Durante casi dos décadas, la frase “el próximo año será el nuestro” fue el consuelo agridulce de los tifosi y el blanco de burlas en el paddock de la Fórmula 1. Sin embargo, al cruzar el umbral de 2026, la paciencia parece que se agotó.

Ahora no hay un eslogan de esperanza y ya hay un ultimátum. Con el mayor cambio reglamentario en la última década, la máxima categoría ha obligado a todos los equipos a tirar sus planos a la basura y empezar casi desde cero, otorgándole a Ferrari la oportunidad de oro para terminar con una sequía que arrastra desde 2008 sin un campeón del mundo.

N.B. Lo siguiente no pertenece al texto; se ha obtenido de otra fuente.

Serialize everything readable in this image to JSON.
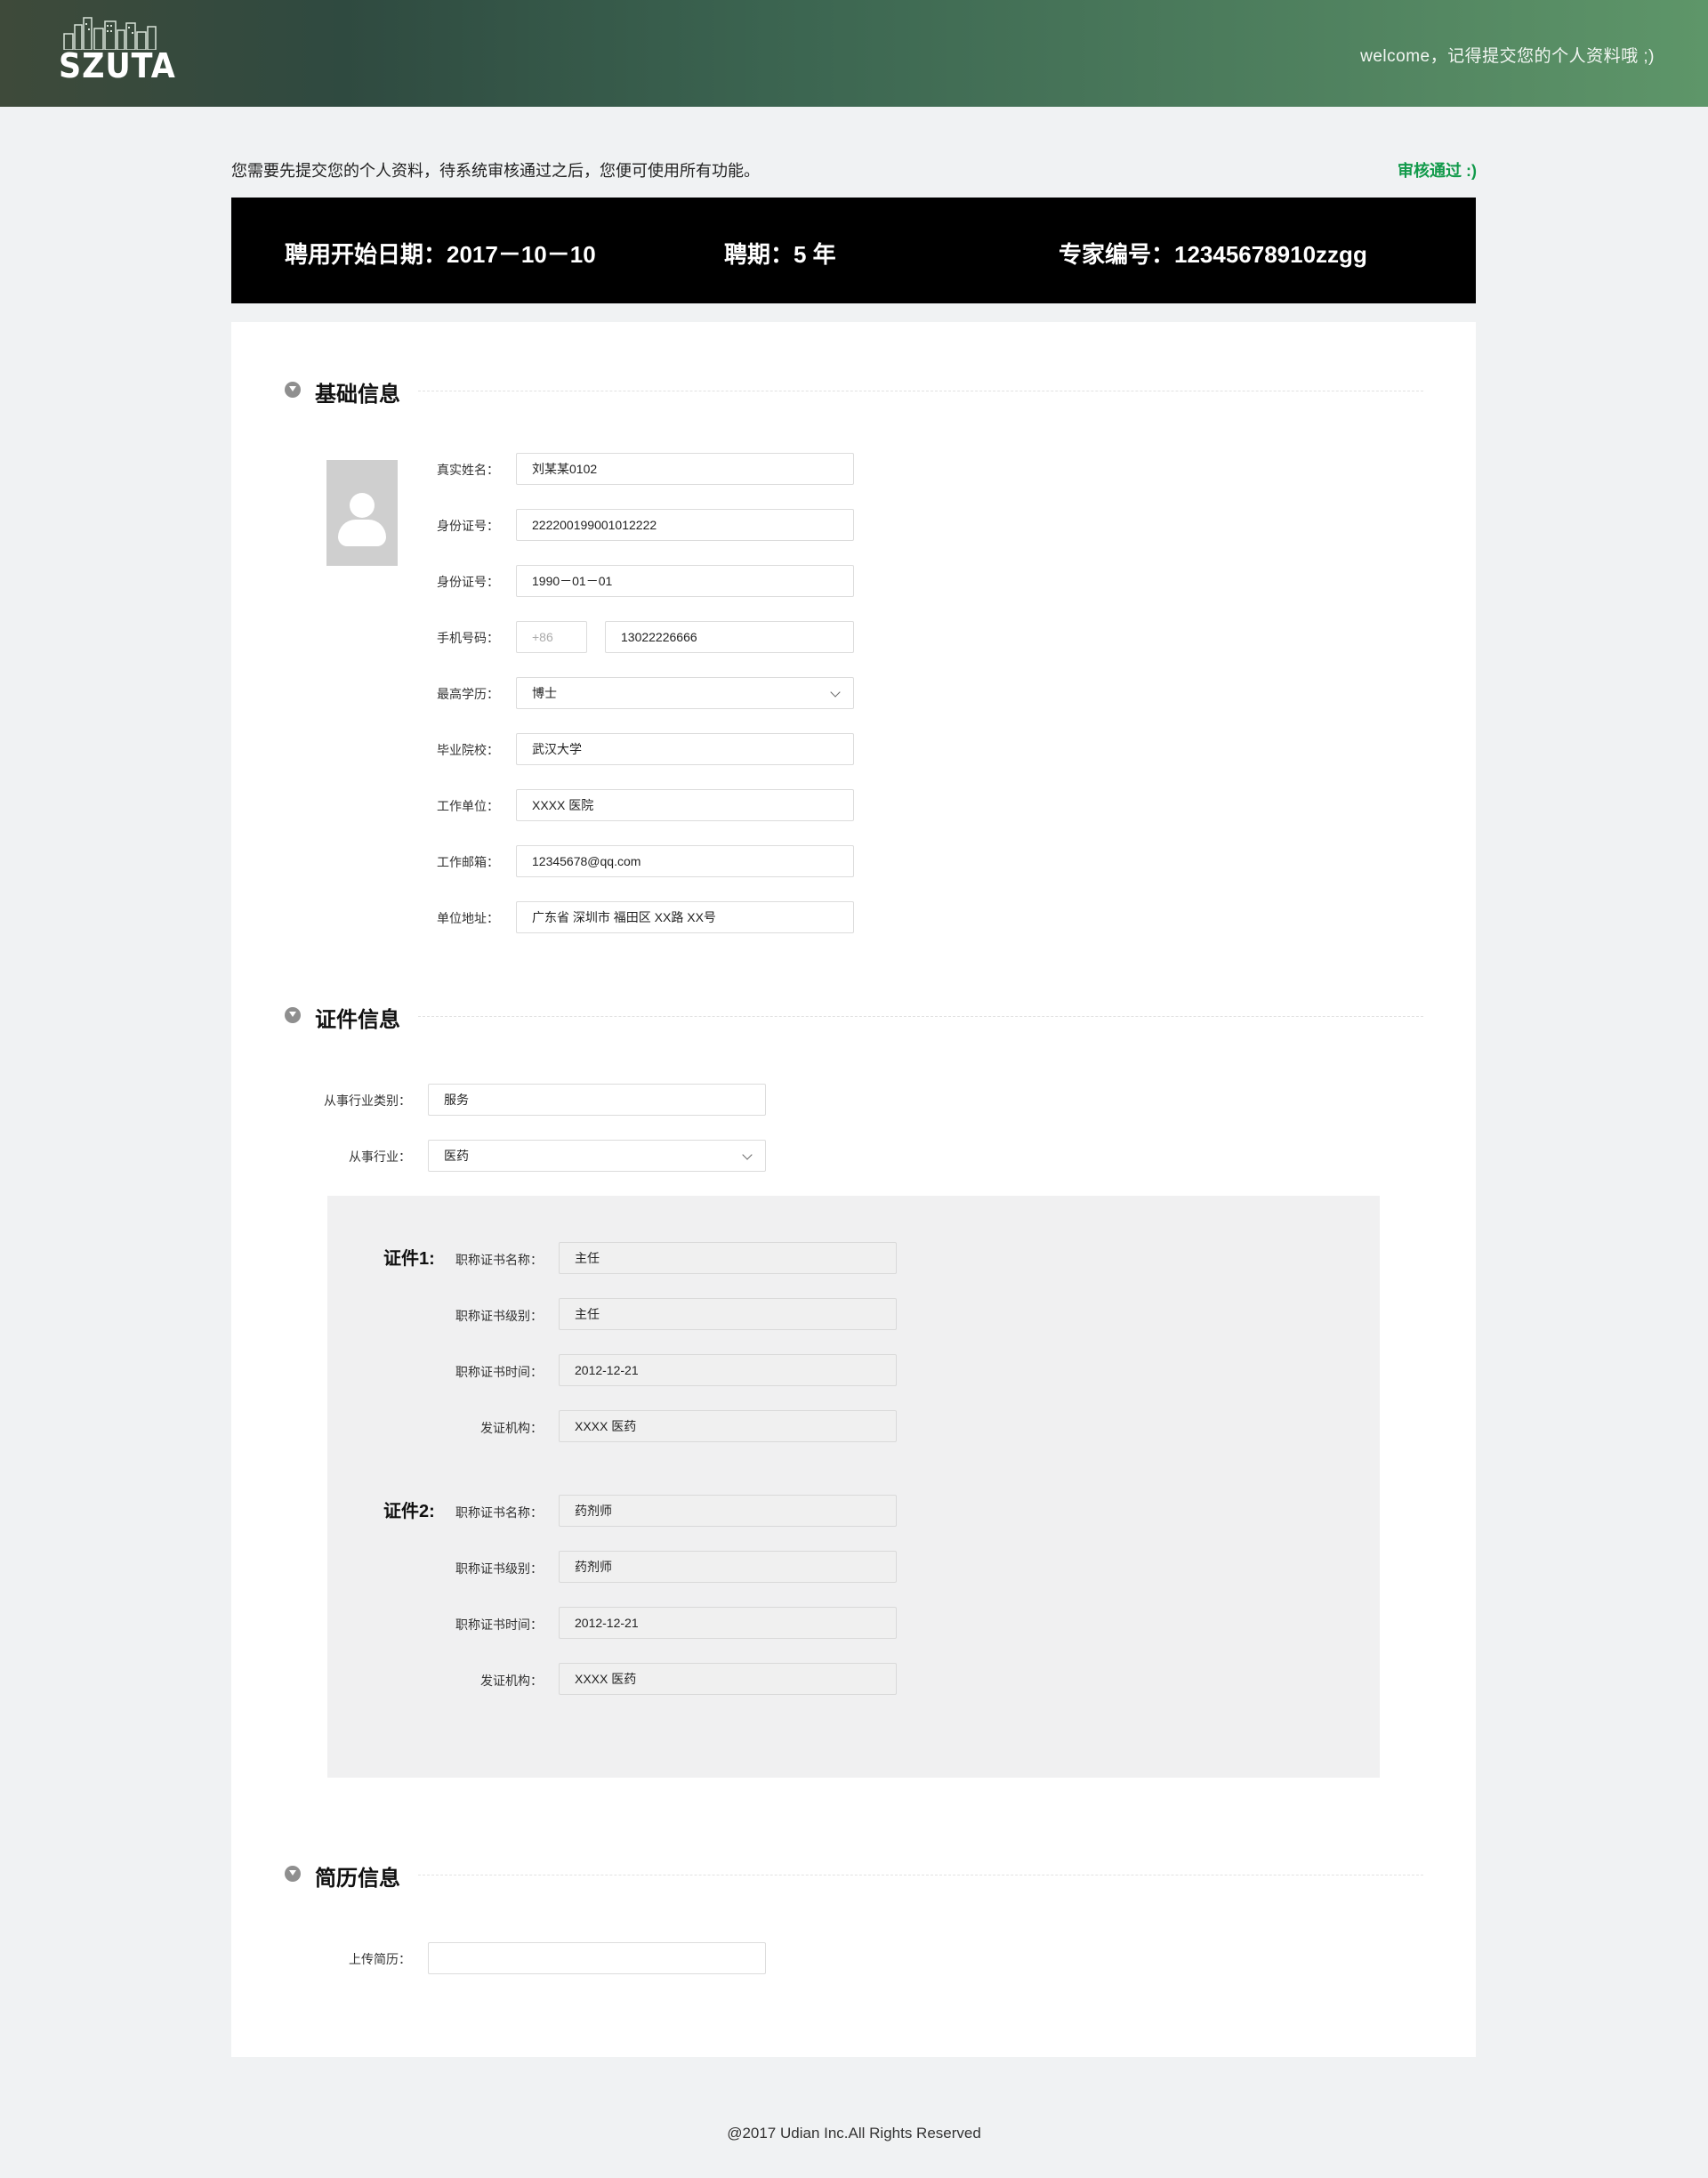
{
  "header": {
    "logo_text": "SZUTA",
    "welcome": "welcome，记得提交您的个人资料哦 ;)"
  },
  "notice": {
    "text": "您需要先提交您的个人资料，待系统审核通过之后，您便可使用所有功能。",
    "status": "审核通过 :)"
  },
  "info_bar": {
    "start_date": "聘用开始日期：2017－10－10",
    "term": "聘期：5 年",
    "expert_no": "专家编号：12345678910zzgg"
  },
  "basic": {
    "title": "基础信息",
    "fields": [
      {
        "label": "真实姓名：",
        "value": "刘某某0102"
      },
      {
        "label": "身份证号：",
        "value": "222200199001012222"
      },
      {
        "label": "身份证号：",
        "value": "1990－01－01"
      },
      {
        "label": "手机号码：",
        "prefix": "+86",
        "value": "13022226666"
      },
      {
        "label": "最高学历：",
        "value": "博士"
      },
      {
        "label": "毕业院校：",
        "value": "武汉大学"
      },
      {
        "label": "工作单位：",
        "value": "XXXX 医院"
      },
      {
        "label": "工作邮箱：",
        "value": "12345678@qq.com"
      },
      {
        "label": "单位地址：",
        "value": "广东省 深圳市 福田区 XX路 XX号"
      }
    ]
  },
  "cert": {
    "title": "证件信息",
    "industry_type_label": "从事行业类别：",
    "industry_type": "服务",
    "industry_label": "从事行业：",
    "industry": "医药",
    "items": [
      {
        "title": "证件1:",
        "fields": [
          {
            "label": "职称证书名称：",
            "value": "主任"
          },
          {
            "label": "职称证书级别：",
            "value": "主任"
          },
          {
            "label": "职称证书时间：",
            "value": "2012-12-21"
          },
          {
            "label": "发证机构：",
            "value": "XXXX 医药"
          }
        ]
      },
      {
        "title": "证件2:",
        "fields": [
          {
            "label": "职称证书名称：",
            "value": "药剂师"
          },
          {
            "label": "职称证书级别：",
            "value": "药剂师"
          },
          {
            "label": "职称证书时间：",
            "value": "2012-12-21"
          },
          {
            "label": "发证机构：",
            "value": "XXXX 医药"
          }
        ]
      }
    ]
  },
  "resume": {
    "title": "简历信息",
    "upload_label": "上传简历：",
    "upload_value": ""
  },
  "footer": "@2017 Udian Inc.All Rights Reserved"
}
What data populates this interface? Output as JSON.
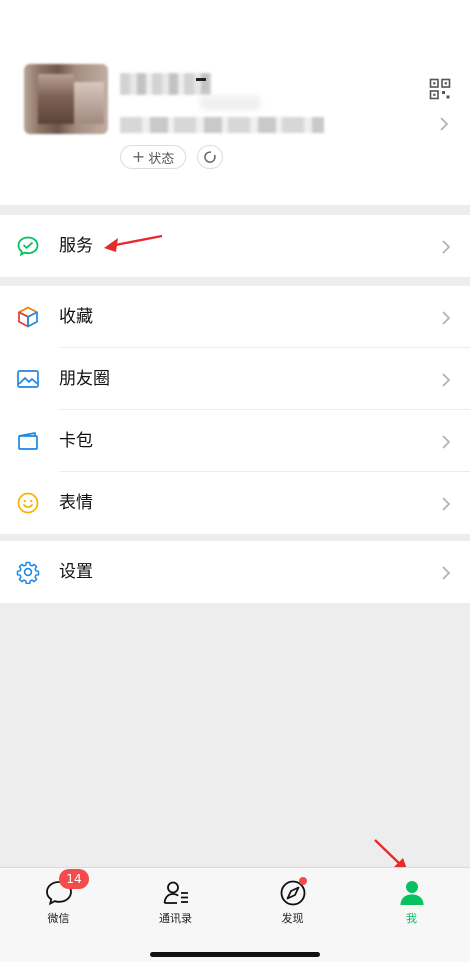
{
  "profile": {
    "status_label": "状态",
    "icons": {
      "qr": "qr-code-icon",
      "arrow": "chevron-right-icon",
      "refresh": "refresh-circle-icon"
    }
  },
  "menu": {
    "services": {
      "label": "服务",
      "icon": "wechat-pay-icon",
      "icon_color": "#07c160"
    },
    "favorites": {
      "label": "收藏",
      "icon": "cube-icon"
    },
    "moments": {
      "label": "朋友圈",
      "icon": "picture-icon",
      "icon_color": "#1e88e5"
    },
    "cards": {
      "label": "卡包",
      "icon": "card-wallet-icon",
      "icon_color": "#1e88e5"
    },
    "stickers": {
      "label": "表情",
      "icon": "smiley-icon",
      "icon_color": "#f5b400"
    },
    "settings": {
      "label": "设置",
      "icon": "gear-icon",
      "icon_color": "#1e88e5"
    }
  },
  "tabbar": {
    "tabs": [
      {
        "label": "微信",
        "icon": "chat-bubble-icon",
        "badge": "14"
      },
      {
        "label": "通讯录",
        "icon": "contacts-icon"
      },
      {
        "label": "发现",
        "icon": "compass-icon",
        "has_dot": true
      },
      {
        "label": "我",
        "icon": "person-icon",
        "active": true
      }
    ],
    "active_color": "#07c160",
    "badge_color": "#f44c4c"
  }
}
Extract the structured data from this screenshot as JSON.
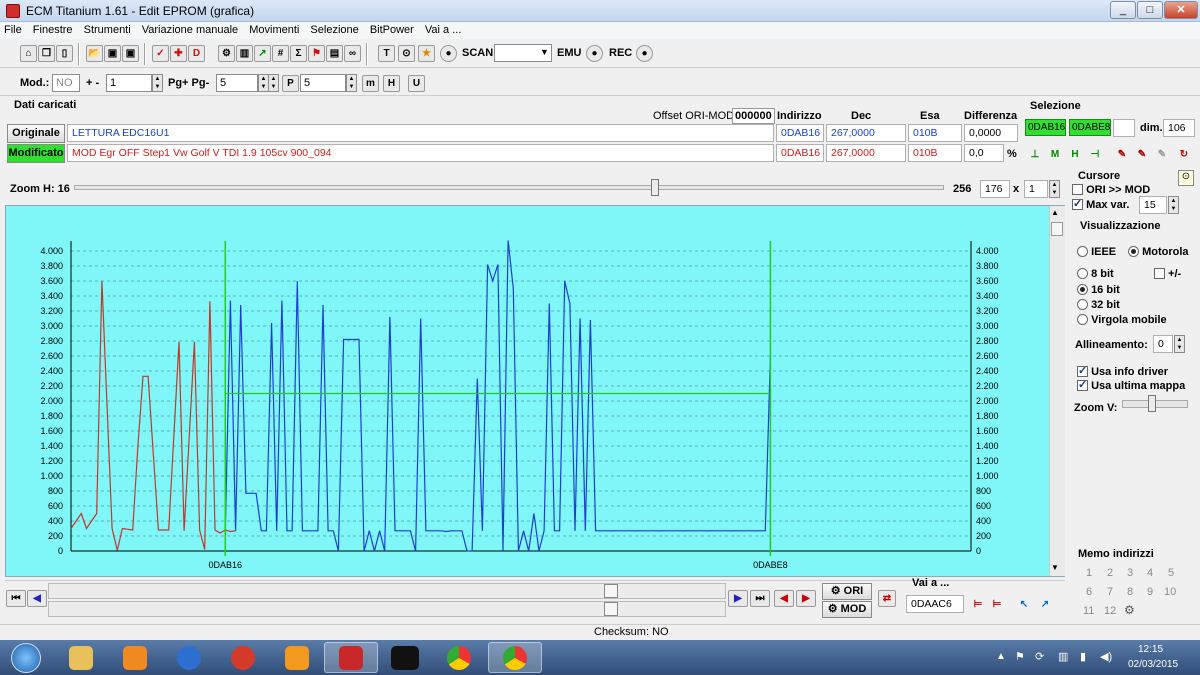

Los monoplazas son ahora más ligeros, más cortos y dependen de una unidad de potencia donde la electricidad y el combustible 100 por ciento sostenible se reparten el protagonismo al 50%. La desaparición del DRS tal como lo conocíamos, sustituido por la aerodinámica activa (modos X y Z) y el nuevo sistema de potencia manual Override, ha forzado a las escuderías a replantear la arquitectura de sus coches.

Para Ferrari, este reset es una bendición. Históricamente, a Maranello le ha costado evolucionar bajo normativas estables, pero ha demostrado destellos de genialidad cuando las reglas cambian drásticamente. El SF-26 es el resultado de una apuesta arriesgada: el jefe de equipo, Fred Vasseur, decidió sacrificar gran parte del desarrollo de 2025 para centrar todos los recursos del túnel de viento en este nuevo paradigma.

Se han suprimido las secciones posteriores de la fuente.